Stattdessen müsse die Diskussion versachlicht und auf eine ökonomische Ebene gehoben werden. Gleichzeitig wies der Minister den Vorwurf zurück, seine Partei fahre eine Kampagne gegen die konventionelle Landwirtschaft: Ein Grund für das Misstrauen gegenüber Teilen der Landwirtschaft sei vielmehr die Diskrepanz zwischen romantisierenden Bildern auf Lebensmittelverpackungen und der Realität auf den Betrieben.
 
Für die stellvertretende Vorsitzende der CDU/CSU-Bundestagsfraktion, Gitta Connemann, ist ein Kern des Problems, dass „bestimmte Kräfte“ die Landwirtschaft als neues Feld der politischen Auseinandersetzung entdeckt hätten.

Verantwortung der Politik

Diese Auseinandersetzung werde häufig mit Schwarz-Weiß-Bildern und ungerechtfertigten Pauschalisierungen und Vereinfachungen geführt, kritisierte Connemann. „Landwirte sind die modernen Prügelknaben. Bauern sind als neues Politikfeld entdeckt, da heißt es nur schwarz-weiß. Es werden neue Gräben aufgemacht, die es im Berufsstand bisher gar nicht gab, da waren z.B. öko und konventionell friedlich nebeneinander“, so Connemann.
 
„Die Politik steht in der Verantwortung, offen und vorurteilsfrei über Landwirtschaft zu diskutieren“, sagte die CDU-Politikerin. Sie kündigte an, dass ihre Fraktion künftig verstärkt den Dialog mit Verbrauchern führen und dafür neue Formate entwickeln werde: „Wir müssen sachlich über Landwirtschaft und moderne Lebensmittelerzeugung informieren.“ Gleichzeitig reagiere man darauf, dass Ernährung und Landwirtschaft wichtige Wahlkampfthemen geworden seien.
 
Für den Parlamentarischen Geschäftsführer der CSU-Landesgruppe im Bundestag, Max Straubinger, steht außer Frage, „moderne Ställe sind der beste Tierschutz“. Allerdings, so der CSU-Politiker, „nicht alle in der Politik wissen das“. Häufig unberücksichtigt bleibe in der Diskussion zudem, dass bäuerliche Betriebe „Einkommen erwirtschaften müssen“.

SPD gegen Agrarwende

Demgegenüber warnte SPD-Fraktionsvize Ute Vogt vor einem „Schwarze-Peter-Spiel“. Die Erzeuger müssten die Wünsche der Verbraucher nach regionalen und tiergerecht erzeugten Produkten ernst nehmen.

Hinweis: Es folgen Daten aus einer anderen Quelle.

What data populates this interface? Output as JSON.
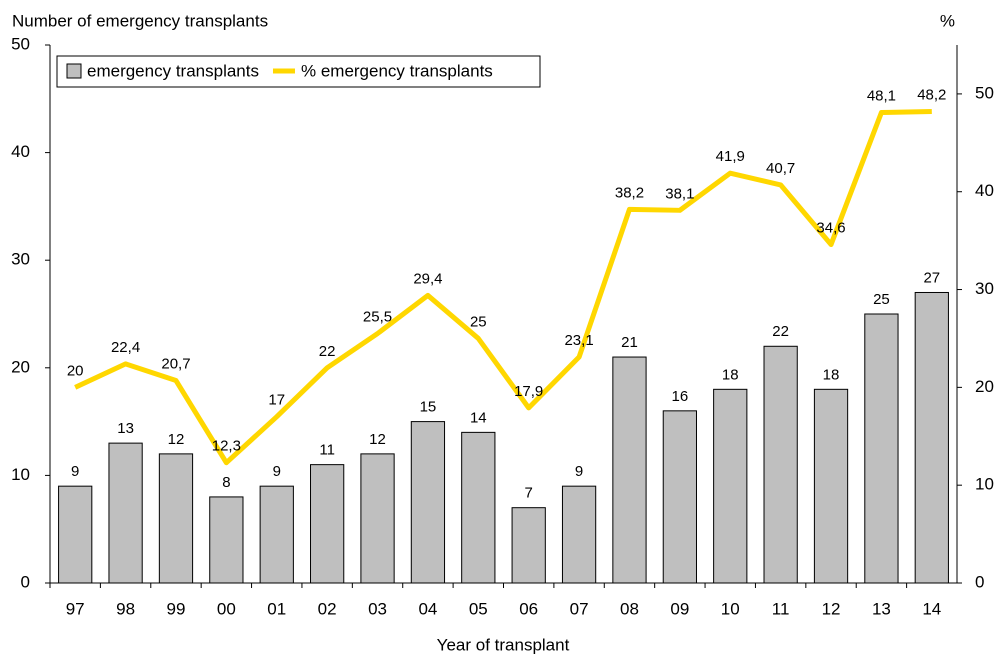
{
  "chart_data": {
    "type": "bar-line",
    "y_label": "Number of emergency transplants",
    "y2_label": "%",
    "x_label": "Year of transplant",
    "categories": [
      "97",
      "98",
      "99",
      "00",
      "01",
      "02",
      "03",
      "04",
      "05",
      "06",
      "07",
      "08",
      "09",
      "10",
      "11",
      "12",
      "13",
      "14"
    ],
    "series": [
      {
        "name": "emergency transplants",
        "type": "bar",
        "color": "#bfbfbf",
        "values": [
          9,
          13,
          12,
          8,
          9,
          11,
          12,
          15,
          14,
          7,
          9,
          21,
          16,
          18,
          22,
          18,
          25,
          27
        ]
      },
      {
        "name": "% emergency transplants",
        "type": "line",
        "color": "#ffd700",
        "axis": "y2",
        "values": [
          20,
          22.4,
          20.7,
          12.3,
          17,
          22,
          25.5,
          29.4,
          25,
          17.9,
          23.1,
          38.2,
          38.1,
          41.9,
          40.7,
          34.6,
          48.1,
          48.2
        ],
        "value_labels": [
          "20",
          "22,4",
          "20,7",
          "12,3",
          "17",
          "22",
          "25,5",
          "29,4",
          "25",
          "17,9",
          "23,1",
          "38,2",
          "38,1",
          "41,9",
          "40,7",
          "34,6",
          "48,1",
          "48,2"
        ]
      }
    ],
    "ylim": [
      0,
      50
    ],
    "yticks": [
      0,
      10,
      20,
      30,
      40,
      50
    ],
    "y2lim": [
      0,
      55
    ],
    "y2ticks": [
      0,
      10,
      20,
      30,
      40,
      50
    ],
    "grid": false
  }
}
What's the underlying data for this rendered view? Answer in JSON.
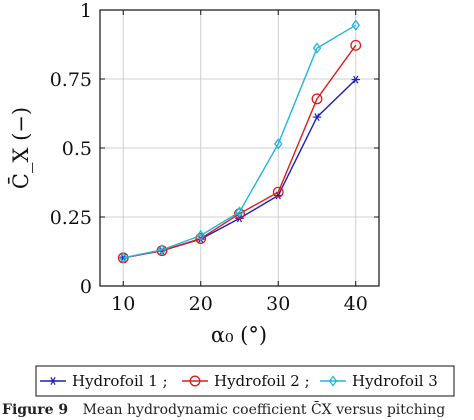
{
  "chart_data": {
    "type": "line",
    "x": [
      10,
      15,
      20,
      25,
      30,
      35,
      40
    ],
    "series": [
      {
        "name": "Hydrofoil 1 ;",
        "color": "#1f1fbf",
        "marker": "star",
        "values": [
          0.102,
          0.128,
          0.17,
          0.245,
          0.328,
          0.612,
          0.748
        ]
      },
      {
        "name": "Hydrofoil 2 ;",
        "color": "#e01b1b",
        "marker": "circle",
        "values": [
          0.102,
          0.128,
          0.172,
          0.262,
          0.34,
          0.678,
          0.872
        ]
      },
      {
        "name": "Hydrofoil 3",
        "color": "#22b5d9",
        "marker": "diamond",
        "values": [
          0.102,
          0.131,
          0.183,
          0.268,
          0.515,
          0.862,
          0.945
        ]
      }
    ],
    "xlim": [
      7,
      43
    ],
    "ylim": [
      0,
      1
    ],
    "x_ticks": [
      "10",
      "20",
      "30",
      "40"
    ],
    "y_ticks": [
      "0",
      "0.25",
      "0.5",
      "0.75",
      "1"
    ],
    "x_tick_values": [
      10,
      20,
      30,
      40
    ],
    "y_tick_values": [
      0,
      0.25,
      0.5,
      0.75,
      1
    ],
    "xlabel": "α₀ (°)",
    "ylabel": "C̄_X (−)",
    "grid": true,
    "legend_position": "bottom"
  },
  "caption": {
    "label": "Figure 9",
    "text": "Mean hydrodynamic coefficient C̄X versus pitching"
  }
}
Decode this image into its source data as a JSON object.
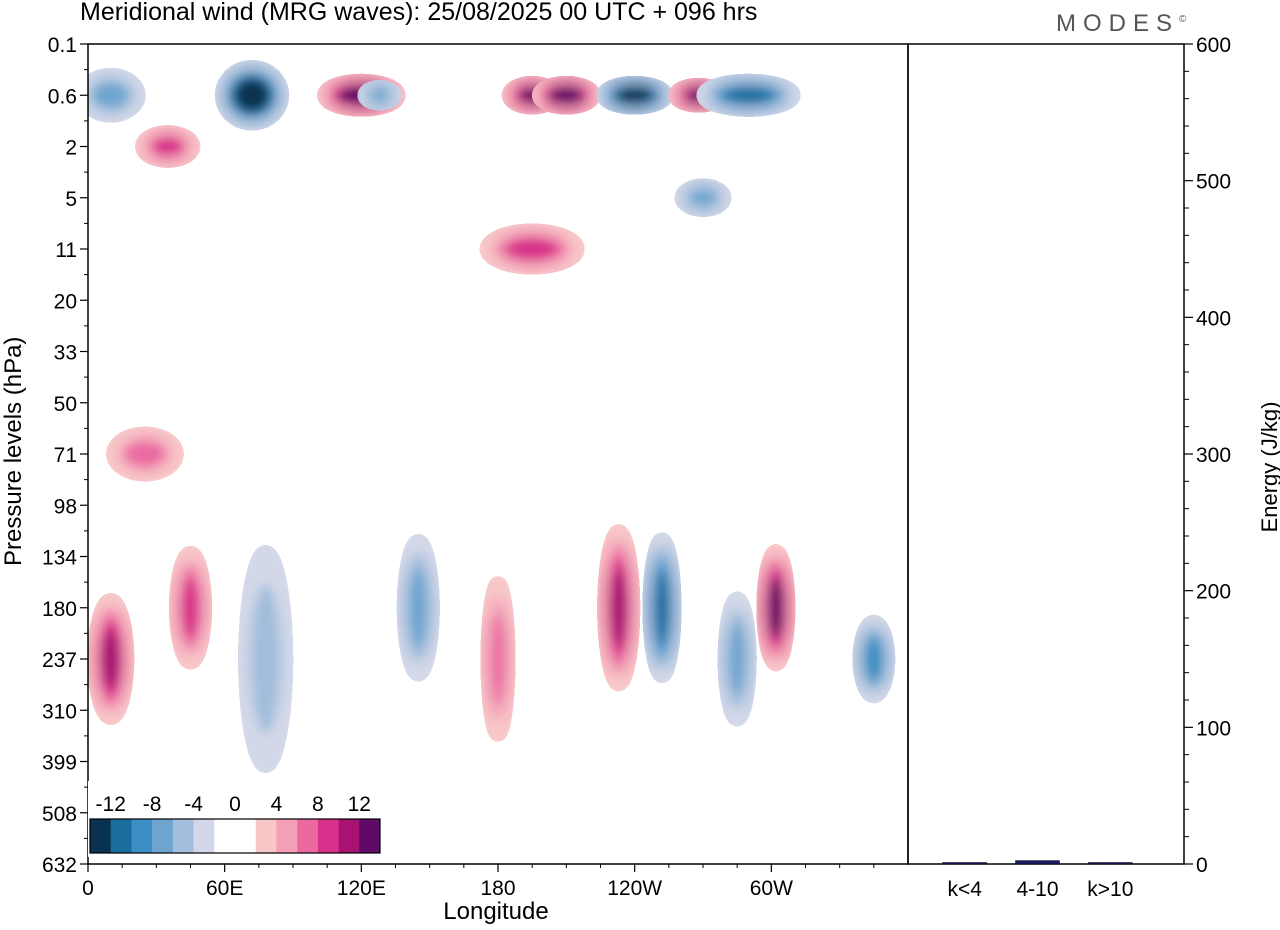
{
  "title": "Meridional wind (MRG waves):  25/08/2025  00 UTC  + 096 hrs",
  "logo": "MODES",
  "logo_mark": "©",
  "chart_data": [
    {
      "type": "heatmap",
      "title": "Meridional wind (MRG waves)",
      "xlabel": "Longitude",
      "ylabel": "Pressure levels (hPa)",
      "x_ticks": [
        "0",
        "60E",
        "120E",
        "180",
        "120W",
        "60W"
      ],
      "y_ticks": [
        "0.1",
        "0.6",
        "2",
        "5",
        "11",
        "20",
        "33",
        "50",
        "71",
        "98",
        "134",
        "180",
        "237",
        "310",
        "399",
        "508",
        "632"
      ],
      "colorbar": {
        "labels": [
          "-12",
          "-8",
          "-4",
          "0",
          "4",
          "8",
          "12"
        ],
        "colors": [
          "#08324f",
          "#1a6e9e",
          "#3b8fc2",
          "#6ea5cf",
          "#a2bedc",
          "#d3d8e8",
          "#ffffff",
          "#ffffff",
          "#f8c8c8",
          "#f3a0b8",
          "#ea6aa0",
          "#d8308a",
          "#a81272",
          "#5e0a66"
        ]
      },
      "features": [
        {
          "lon": 10,
          "level": "0.6",
          "value": -6
        },
        {
          "lon": 72,
          "level": "0.6",
          "value": -14
        },
        {
          "lon": 120,
          "level": "0.6",
          "value": 14
        },
        {
          "lon": 128,
          "level": "0.6",
          "value": -6
        },
        {
          "lon": 195,
          "level": "0.6",
          "value": 12
        },
        {
          "lon": 210,
          "level": "0.6",
          "value": 14
        },
        {
          "lon": 240,
          "level": "0.6",
          "value": -14
        },
        {
          "lon": 268,
          "level": "0.6",
          "value": 12
        },
        {
          "lon": 290,
          "level": "0.6",
          "value": -10
        },
        {
          "lon": 35,
          "level": "2",
          "value": 8
        },
        {
          "lon": 270,
          "level": "5",
          "value": -6
        },
        {
          "lon": 195,
          "level": "11",
          "value": 8
        },
        {
          "lon": 25,
          "level": "71",
          "value": 6
        },
        {
          "lon": 10,
          "level": "237",
          "value": 10
        },
        {
          "lon": 45,
          "level": "180",
          "value": 8
        },
        {
          "lon": 78,
          "level": "237",
          "value": -4
        },
        {
          "lon": 145,
          "level": "180",
          "value": -6
        },
        {
          "lon": 180,
          "level": "237",
          "value": 6
        },
        {
          "lon": 233,
          "level": "180",
          "value": 10
        },
        {
          "lon": 252,
          "level": "180",
          "value": -10
        },
        {
          "lon": 285,
          "level": "237",
          "value": -6
        },
        {
          "lon": 302,
          "level": "180",
          "value": 12
        },
        {
          "lon": 345,
          "level": "237",
          "value": -8
        }
      ]
    },
    {
      "type": "bar",
      "ylabel": "Energy (J/kg)",
      "categories": [
        "k<4",
        "4-10",
        "k>10"
      ],
      "values": [
        0.5,
        2.5,
        0.5
      ],
      "ylim": [
        0,
        600
      ],
      "y_ticks": [
        "0",
        "100",
        "200",
        "300",
        "400",
        "500",
        "600"
      ]
    }
  ]
}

Gleichzeitig müssten die Verbraucher akzeptieren, „Fleisch kostet mehr, wenn es gut produziert wird“.
 
Vogt erteilte Forderungen nach einer „Agrarwende“ eine Absage. Allerdings liege es in der Verantwortung der Politik, gesellschaftlichen Wünschen Rechnung zu tragen und bestimmte Formen wie die regionale Landwirtschaft zu stärken. Die Forderung ihrer Fraktion nach zusätzlichen Regelungen im Tierschutz begründete Vogt mit der Notwendigkeit, „das umzusetzen, was wir gemeinsam in der Koalition verabredet haben“. Ihre Ansichten quittierten die Zuhöhrer mit Zwischenrufen und Pfiffen.
 
Der stellvertretende Vorsitzende der Linksfraktion, Dr. Dietmar Bartsch, bezeichnete die Landwirtschaft als einen „wesentlichen Teil der Gesellschaft“. Sie verdiene entsprechende Wertschätzung. Eine Strukturdiskussion nach dem Motto „groß ist schlecht und klein ist gut“, nannte Bartsch absurd. Kernprobleme der Landwirtschaft sind für den designierten Fraktionsvorsitzenden das wachsende Interesse außerlandwirtschaftlicher Investoren an der Landwirtschaft und eine ungleiche Vermögensverteilung innerhalb des Sektors. Für zukunftsträchtig hält der Linken-Politiker die eingetragene Genossenschaft.

„Nicht ganz gelungen“

Der Ressortleiter Wissen der Wochenzeitung „DIE ZEIT“, Andreas Sentker, zeigte Verständnis für die Kritik an der Artikelserie über antibiotikaresistente Keime, die zur Jahreswende in dem Blatt erschienen war. Das journalistische Ziel, auf ein künftiges Problem hinzuweisen, sei hier „nicht ganz gelungen“.
 
Sentker rief zugleich die Landwirte dazu auf, nicht die Augen vor den gegenwärtigen gesellschaftlichen Entwicklungen zu verschließen. Auch die Redaktion der ZEIT sei letztlich nur ein Spiegelbild dieser Strömungen.
 
Der bayerische Schweinehalter Johannes Scharl forderte Politiker und Journalisten auf, sich ernsthaft mit den Landwirten auseinanderzusetzen und der Versuchung von nicht gerechtfertigten Schnellschüssen und Pauschalurteilen zu widerstehen. „Einfache Antworten gibt es nicht“, so der Landwirt unter Hinweis auf die aktuelle Diskussion über ein Verbot des Schwänzekupierens bei Ferkeln. Scharl bezeichnete die derzeitige Stimmung unter den Landwirten als schlecht. Dies sei die Folge fortgesetzter Anfeindungen, der die Branche insgesamt, aber auch einzelne Landwirte ausgesetzt seien. Scharl appellierte an die Politik, für die konventionelle Landwirtschaft einzutreten.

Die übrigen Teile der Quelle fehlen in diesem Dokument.